Franchement, le plus gros impact que j’ai subi, c’est de n’avoir pas pu envoyer nos moins de 12 ans au Stade de France aux côtés de l’équipe de France. Ils avaient remporté le concours fédéral avec leur vidéo, et ils devaient y aller à vingt-quatre. Quand le match a été annulé, mon maraîcher m’a dit qu’il avait servi la mère de l’un de ces enfants qui était en pleurs, parce qu’il ne pouvait plus y aller. Ça m’a rendu triste. Et j’espère qu’il pourra y participer le 31 octobre, quand le match sera rejoué. Parce que ce rôle d’accompagnateur des joueurs à leur entrée sur la pelouse, pour des questions esthétiques, est réservé à des enfants d’une taille limitée.
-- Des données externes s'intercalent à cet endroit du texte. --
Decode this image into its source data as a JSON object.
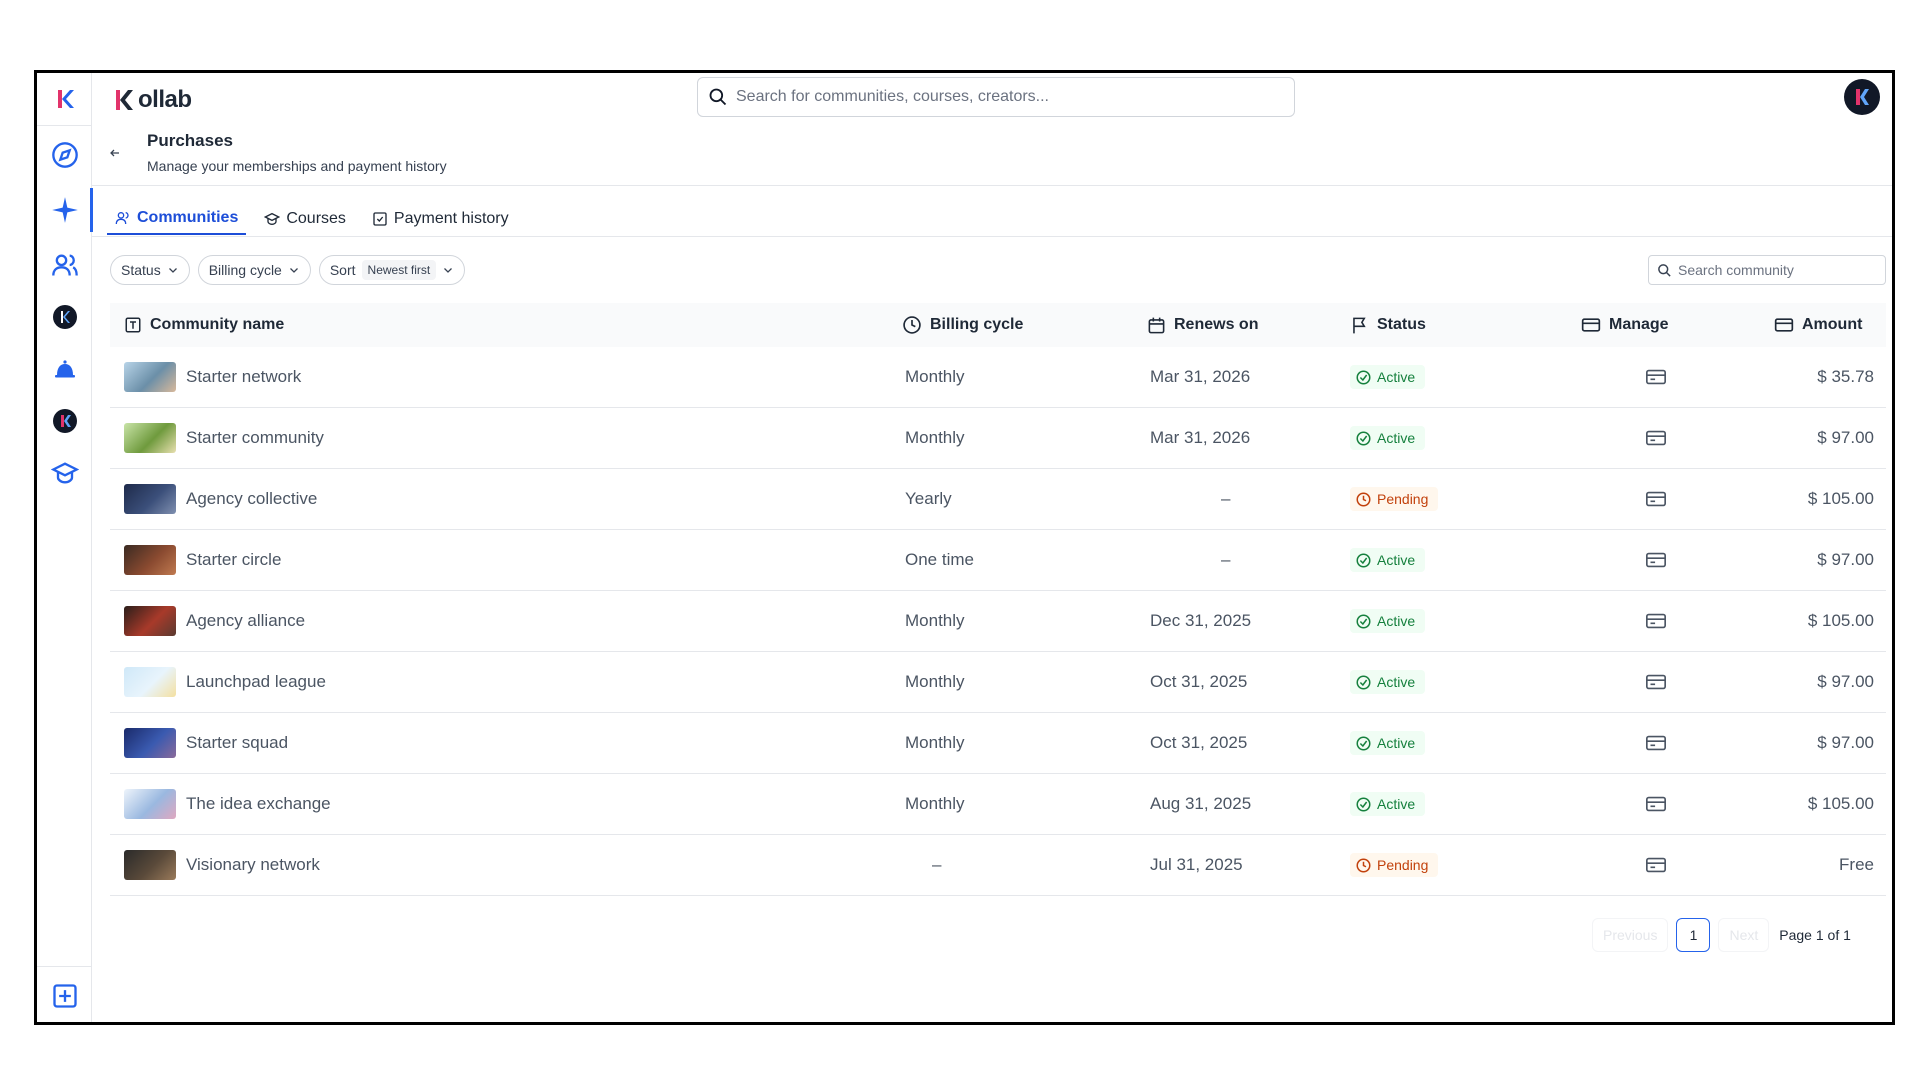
{
  "brand": {
    "logo_text": "ollab",
    "logo_k": "K"
  },
  "search": {
    "placeholder": "Search for communities, courses, creators..."
  },
  "page": {
    "title": "Purchases",
    "subtitle": "Manage your memberships and payment history"
  },
  "tabs": [
    {
      "label": "Communities",
      "icon": "users-icon",
      "active": true
    },
    {
      "label": "Courses",
      "icon": "graduation-cap-icon",
      "active": false
    },
    {
      "label": "Payment history",
      "icon": "check-square-icon",
      "active": false
    }
  ],
  "filters": {
    "status": "Status",
    "billing": "Billing cycle",
    "sort_label": "Sort",
    "sort_value": "Newest first"
  },
  "community_search": {
    "placeholder": "Search community"
  },
  "columns": {
    "name": "Community name",
    "billing": "Billing cycle",
    "renews": "Renews on",
    "status": "Status",
    "manage": "Manage",
    "amount": "Amount"
  },
  "rows": [
    {
      "name": "Starter network",
      "billing": "Monthly",
      "renews": "Mar 31, 2026",
      "status": "Active",
      "amount": "$ 35.78",
      "thumb": [
        "#b8d4e8",
        "#6b8fa8",
        "#d9b99b"
      ]
    },
    {
      "name": "Starter community",
      "billing": "Monthly",
      "renews": "Mar 31, 2026",
      "status": "Active",
      "amount": "$ 97.00",
      "thumb": [
        "#c9e4a8",
        "#6f9a3d",
        "#e8e0b0"
      ]
    },
    {
      "name": "Agency collective",
      "billing": "Yearly",
      "renews": "–",
      "status": "Pending",
      "amount": "$ 105.00",
      "thumb": [
        "#1e2a4a",
        "#3b4f7a",
        "#8090b0"
      ]
    },
    {
      "name": "Starter circle",
      "billing": "One time",
      "renews": "–",
      "status": "Active",
      "amount": "$ 97.00",
      "thumb": [
        "#3a2a22",
        "#8a4a30",
        "#c07a50"
      ]
    },
    {
      "name": "Agency alliance",
      "billing": "Monthly",
      "renews": "Dec 31, 2025",
      "status": "Active",
      "amount": "$ 105.00",
      "thumb": [
        "#2a1e1a",
        "#a83a2a",
        "#5a3a30"
      ]
    },
    {
      "name": "Launchpad league",
      "billing": "Monthly",
      "renews": "Oct 31, 2025",
      "status": "Active",
      "amount": "$ 97.00",
      "thumb": [
        "#cfe8f8",
        "#e8f4fc",
        "#f4e0a0"
      ]
    },
    {
      "name": "Starter squad",
      "billing": "Monthly",
      "renews": "Oct 31, 2025",
      "status": "Active",
      "amount": "$ 97.00",
      "thumb": [
        "#1a2a6a",
        "#3a5ab0",
        "#8a6a9a"
      ]
    },
    {
      "name": "The idea exchange",
      "billing": "Monthly",
      "renews": "Aug 31, 2025",
      "status": "Active",
      "amount": "$ 105.00",
      "thumb": [
        "#eef4fb",
        "#9ab8e0",
        "#e0a8c0"
      ]
    },
    {
      "name": "Visionary network",
      "billing": "–",
      "renews": "Jul 31, 2025",
      "status": "Pending",
      "amount": "Free",
      "thumb": [
        "#2a2a2a",
        "#5a4a3a",
        "#9a7a5a"
      ]
    }
  ],
  "pagination": {
    "previous": "Previous",
    "current": "1",
    "next": "Next",
    "info": "Page 1 of 1"
  },
  "rail_icons": [
    "kollab-k-icon",
    "compass-icon",
    "sparkle-icon",
    "users-icon",
    "community-k-icon",
    "bell-icon",
    "community-k-icon",
    "graduation-cap-icon",
    "add-square-icon"
  ],
  "colors": {
    "accent": "#2563eb",
    "active_text": "#15803d",
    "pending_text": "#c2410c",
    "brand_pink": "#e2336b"
  }
}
J’espère pour lui qu’il n’aura pas trop grandi d’ici là…
Pas d’autres dommages, sportifs ou financiers ?
Aucun, même au contraire. Notre club aspire à une montée en Fédérale 1, mais sa santé générale ne dépend pas de notre réussite sportive. Si nous devions vivre une année blanche, complètement annulée, cela ne nous importerait pas du tout. Sur le plan financier, Orsay fera des économies. Nous ne sommes pas au Pays basque. Notre billetterie et l’activité de notre club-house ne comptent pas grand-chose dans notre budget de 500 000 euros. Et nous n’avons aucun contrat de joueur à honorer. En revanche, nous serons allégés des dépenses liées à nos déplacements, et plus généralement, à tout ce qui touche à la vie de nos équipes.
À combien chiffrez-vous cette économie ?
Si la saison devenait blanche, nous n’aurions disputé que les deux tiers des championnats. Nous allons donc économiser le tiers de la saison. Pour nous, c’est 150 000 euros. C’est aussi simple que cela. Je ne vous dis pas que je m’en réjouis. Mais à l’heure de faire le bilan de cette période, cela doit être pris en compte. Je suis un éternel optimiste. Je vois toujours les choses sous l’angle des opportunités à saisir. Le rugby va commencer à beaucoup nous manquer, c’est indéniable. De mon côté, je me réjouis à l’image du premier entraînement que nous organiserons quand ce sera possible, avec tous les enfants, et leur joie de revenir. Nous vivrons un moment d’exaltation et de lien social. Dans la frustration de notre confinement, sachons que ce moment arrivera, et attendons-le.